Doucement, Ab-Soul continue à étendre la toile de son mouvement (le HiiiPower) anarchiste et fan de Dieu. Oui, je dis fan car des fois, on dirait vraiment le supporter du PSG remplaçant sa bière par du lean et sa pizza par un joint d'herbe. Quelques fulgurances sont à noter dans Nothing's Something, un ode à la fin du matérialisme. Cela fait écho à Addiction de Kanye West (car oui, Kanye n'a pas toujours été le connard matérialiste que l'on connait).

Nécessairement, j'ai mis de côté tous les featurings entre Ab-Soul et Alori Joh. Elle, c'est son ex. Cet album lui est un peu dédié car elle avait participé grandement à son élaboration. Or, à travers The Book Of Soul, au détour d'un piano soul lent, des vocalises de femme, on apprend que cette fameuse Alori s'est suicidée du jour au lendemain. Sans mots, sans rien, juste comme ça. Le pauvre Herbert nous lâche un discours de souffrance dans la dernière musique, la complainte de l'amant.

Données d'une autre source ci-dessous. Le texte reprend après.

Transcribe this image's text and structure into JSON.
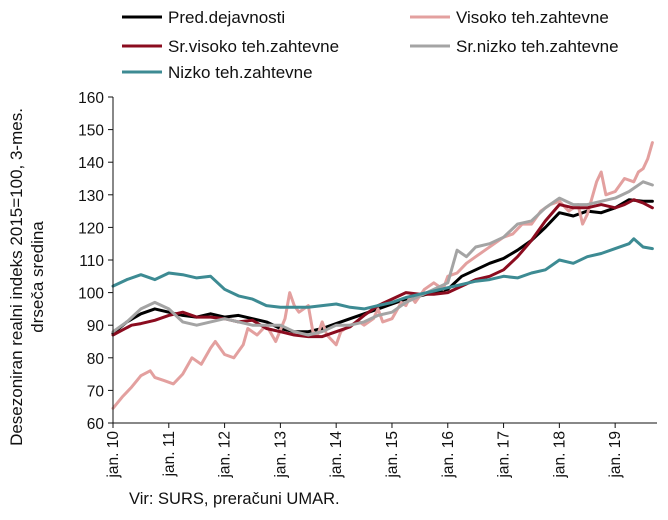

C’est la fin de l'album qui arrive avec une conclusion qui fait office d'un dernier coup de marteau sur le clou qu'il nous enfonce dans le cerveau. Ce clou, c’est ses idées, c'est sa vision des choses. Il en vient même a cité du Roosevelt. Un clou, dans le crane, c'est pas super comme sensation, mais avec de la morphine ça passe beaucoup mieux. La morphine ici, c'est son espèce de naïveté, son flow, son engagement et ses prods. Cela serait idiot de dire qu'on en sort pas indemne de cet album, mais si on veut se pencher dessus, c'est comme un long discours qui se termine par une belle mort (Beautiful Death). J'ose faire l'allégorie de cet album avec la vie de certains grands hommes noirs, car il a beaucoup de points communs dans le discours porté à nos oreilles. Puis, après tout, ce n'est pas parce qu'on est un sauveur, un meneur, qu'on ne fait pas des conneries à nos débuts. Un peu comme cet album. Un peu comme tout.